China Escapes Hostile UN Rights Resolution
(AFP | Geneva | April 10, 2002)
China's human rights record will not face scrutiny by the UN's top
human rights forum, a UN spokeswoman said on Wednesday, triggering
anger from rights organisations. "The last deadline for resolutions
to be presented was Wednesday at 1600 GMT. None of them are regarding
China," said Veronique Taveau, spokeswoman for UN High Commissioner
for Human Rights, Mary Robinson.
The failure of the Commission's 53 members to submit a resolution
on China provoked angry condemnation from campaigners, including
US-based Human Rights Watch (HRW), which denounced it as a
"lamentable lack of political will".
HRW spokesman Reed Brody singled out for criticism the European
Union and the United States, which this year has been relegated
for the first time to observer status.
"In past years, China had to at least defend its human rights
record. This year it is not even being questioned," he said.

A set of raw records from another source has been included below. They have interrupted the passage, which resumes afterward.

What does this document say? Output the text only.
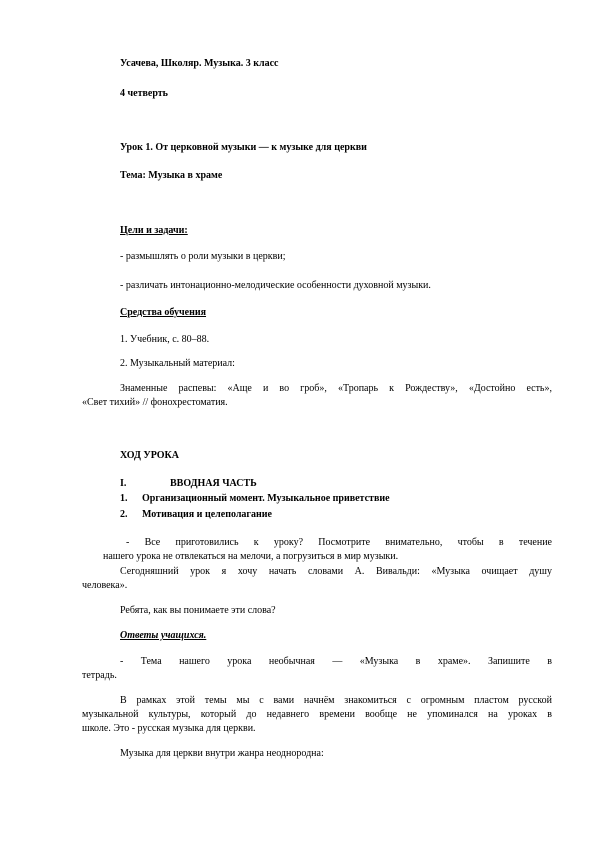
Усачева, Школяр. Музыка. 3 класс
4 четверть
Урок 1. От церковной музыки — к музыке для церкви
Тема: Музыка в храме
Цели и задачи:
- размышлять о роли музыки в церкви;
- различать интонационно-мелодические особенности духовной музыки.
Средства обучения
1. Учебник, с. 80–88.
2. Музыкальный материал:
Знаменные распевы: «Аще и во гроб», «Тропарь к Рождеству», «Достойно есть»,
«Свет тихий» // фонохрестоматия.
ХОД УРОКА
I.	ВВОДНАЯ ЧАСТЬ
1. Организационный момент. Музыкальное приветствие
2. Мотивация и целеполагание
- Все приготовились к уроку? Посмотрите внимательно, чтобы в течение
нашего урока не отвлекаться на мелочи, а погрузиться в мир музыки.
Сегодняшний урок я хочу начать словами А. Вивальди: «Музыка очищает душу
человека».
Ребята, как вы понимаете эти слова?
Ответы учащихся.
- Тема нашего урока необычная — «Музыка в храме». Запишите в
тетрадь.
В рамках этой темы мы с вами начнём знакомиться с огромным пластом русской
музыкальной культуры, который до недавнего времени вообще не упоминался на уроках в
школе. Это - русская музыка для церкви.
Музыка для церкви внутри жанра неоднородна:
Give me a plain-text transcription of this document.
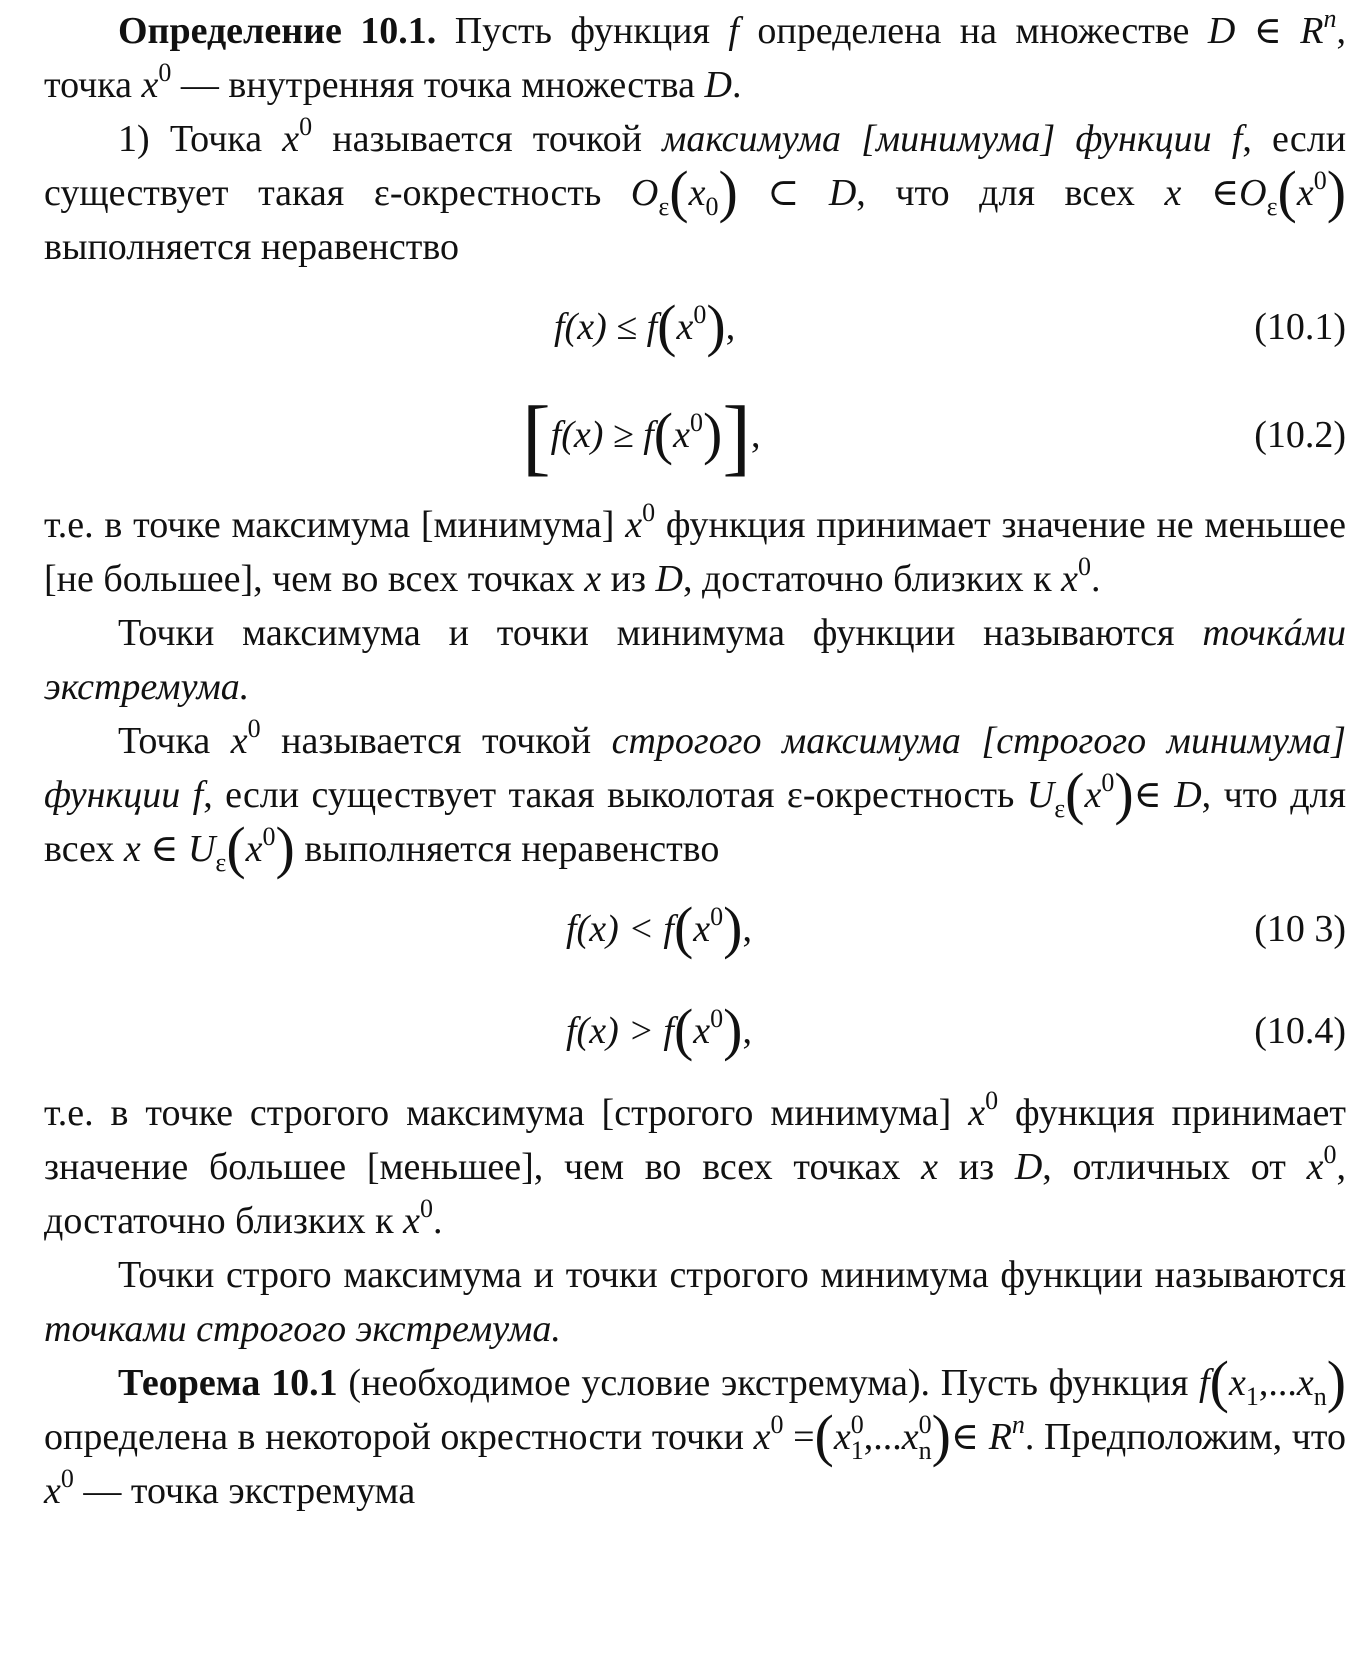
Определение 10.1. Пусть функция f определена на множестве D ∈ $R^n$, точка $x^0$ — внутренняя точка множества D.

1) Точка $x^0$ называется точкой максимума [минимума] функции f, если существует такая ε-окрестность $O_\varepsilon(x_0)$ ⊂ D, что для всех x $\in O_\varepsilon(x^0)$ выполняется неравенство

$f(x) \le f(x^0)$,	(10.1)
$[f(x) \ge f(x^0)]$,	(10.2)

т.е. в точке максимума [минимума] $x^0$ функция принимает значение не меньшее [не большее], чем во всех точках x из D, достаточно близких к $x^0$.

Точки максимума и точки минимума функции называются точкáми экстремума.

Точка $x^0$ называется точкой строгого максимума [строгого минимума] функции f, если существует такая выколотая ε-окрестность $U_\varepsilon(x^0)\in$ D, что для всех x ∈ $U_\varepsilon(x^0)$ выполняется неравенство

$f(x) < f(x^0)$,	(10 3)
$f(x) > f(x^0)$,	(10.4)

т.е. в точке строгого максимума [строгого минимума] $x^0$ функция принимает значение большее [меньшее], чем во всех точках x из D, отличных от $x^0$, достаточно близких к $x^0$.

Точки строго максимума и точки строгого минимума функции называются точками строгого экстремума.

Теорема 10.1 (необходимое условие экстремума). Пусть функция $f(x_1,...x_n)$ определена в некоторой окрестности точки $x^0$ $=(x^0_1,...x^0_n)\in$ $R^n$. Предположим, что $x^0$ — точка экстремума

He denounced the failure of a China resolution as a "diplomatic fiasco",
adding that the Commission's members should be
"very embarrassed to have been caught with their heads in the sand".
China has until now faced hostile resolutions every year since 1990
at the UN Human Rights Commission, currently holding its annual
six-week session in Geneva until April 26.
But Beijing has successfully blocked the resolutions from even being
introduced before the Commission in previous years, except in 1995,
by using a procedural loophole called a "no-action motion".
Three Tibetan non-governmental organisations also vigorously
criticised the "political apathy" of the 15-nation EU for failing
to act on China.
"This sends the wrong signal to the Tibetan people," said Tsering
Jampa of the International Campaign for Tibet.
In a joint press release, the three groups said the EU's refusal
to sponsor a resolution on China was based on the "flawed premise"
that action on China at the Commission would "compromise its failing
dialogue and provoke political reprisals from China".
Human Rights Watch said it had documented increasing human rights
violations in China over the past year.
The massive anti-crime campaign that Beijing launched last April has
led to thousands of arbitrary arrests and summary executions, while
new restrictions on the Internet have also been imposed, HRW said.